普通、こういうことは、数人の子で声を出している場合や他の子も同じような声を出している場合は、子供たちもある程度続けられます(それでも、ある程度です)。
でも、自分が声を出していても周囲がまったく声を出していない時やその声に反応しない時には、少しずつ声が小さくなったり、声が止まったりするものです。
ですがこの子はずっと、大きな声を出し続けました。
べつにコーチに気に入られたいからではなく、自分で先程のことを悪かったと思って、やっていたのでしょうが、普通はできないですよ。いや、ちょっと強いくらいでも、ちょっと優しいくらいでもできないと思います。

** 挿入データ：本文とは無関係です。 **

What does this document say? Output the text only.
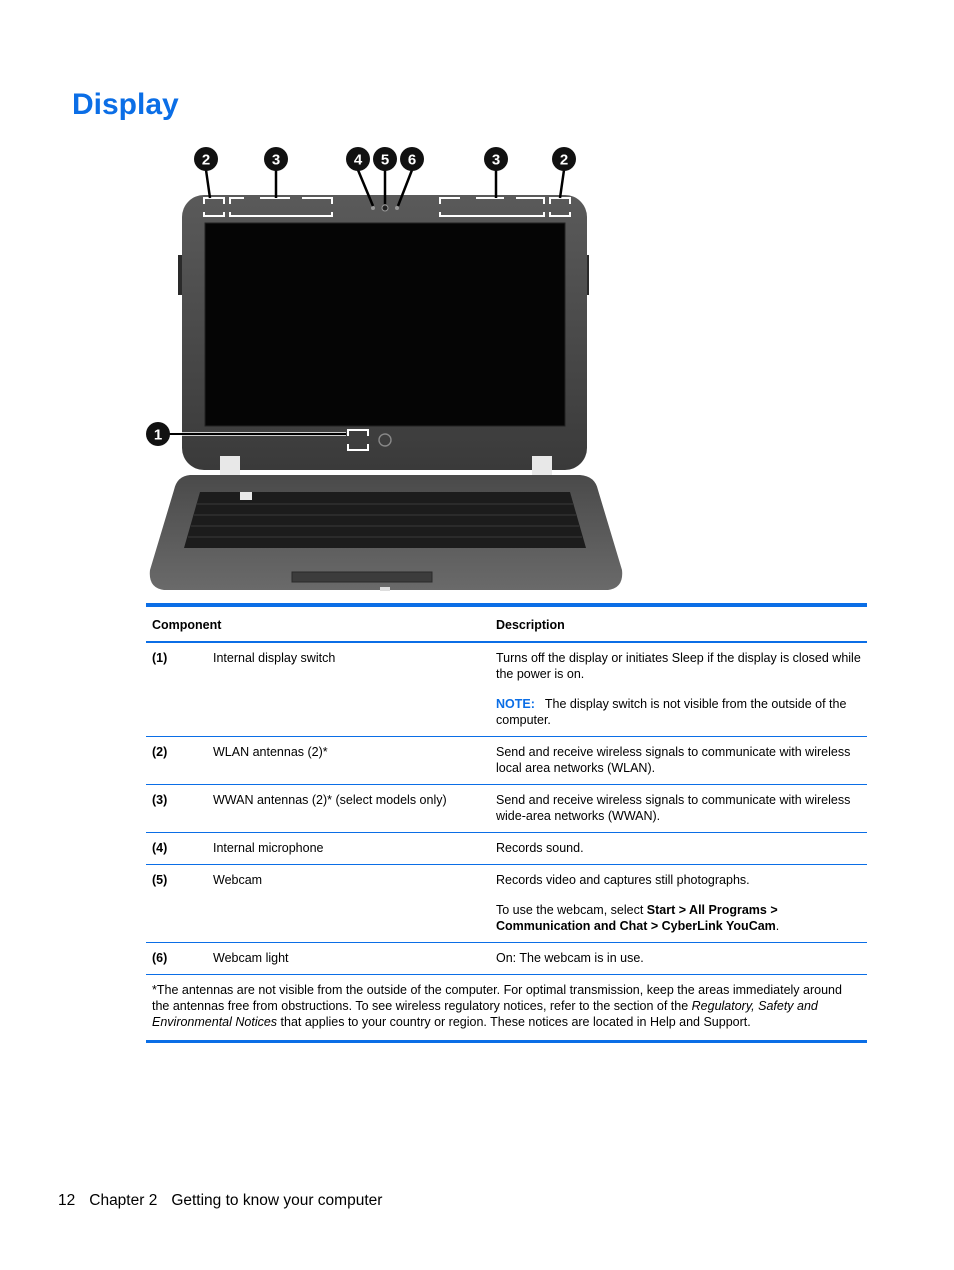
Display
2	3	4 5 6	3	2
1
Component		Description
(1)	Internal display switch	Turns off the display or initiates Sleep if the display is closed while the power is on.

NOTE: The display switch is not visible from the outside of the computer.

(2)	WLAN antennas (2)*	Send and receive wireless signals to communicate with wireless local area networks (WLAN).
(3)	WWAN antennas (2)* (select models only)	Send and receive wireless signals to communicate with wireless wide-area networks (WWAN).
(4)	Internal microphone	Records sound.
(5)	Webcam	Records video and captures still photographs.

To use the webcam, select Start > All Programs > Communication and Chat > CyberLink YouCam.

(6)	Webcam light	On: The webcam is in use.
*The antennas are not visible from the outside of the computer. For optimal transmission, keep the areas immediately around the antennas free from obstructions. To see wireless regulatory notices, refer to the section of the Regulatory, Safety and Environmental Notices that applies to your country or region. These notices are located in Help and Support.		
12 Chapter 2 Getting to know your computer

ちょっとしたコーチでもできないだろうな・・・こいつはすごく強いなと、感心しました。
相手を傷つけてしまったなら、「そのまま終わり」なんてことはあってはならないぞ、「ちょっと謝って終わり」なんてこともあってはならないぞ。しっかり相手を復活させて終わりだぞ - そういうことも、この日の終わりに話しました。これから、(こういうことを学ぶ機会の少なくなっていくと思われる時代を)生きて行く子供たちには、知ってほしいことです。
何人の子に伝わったかな。
子供は失敗します。失敗なんてしてもいいのです。
こうして学ぶことができれば。こうして強くなれれば、優しくなれれば。
この子の強さと優しさは・・・・将来選手になれたら大いに役に立つでしょうし、選手にならなくても社会の中で大きな役に立つでしょう。頼もしいヤツです。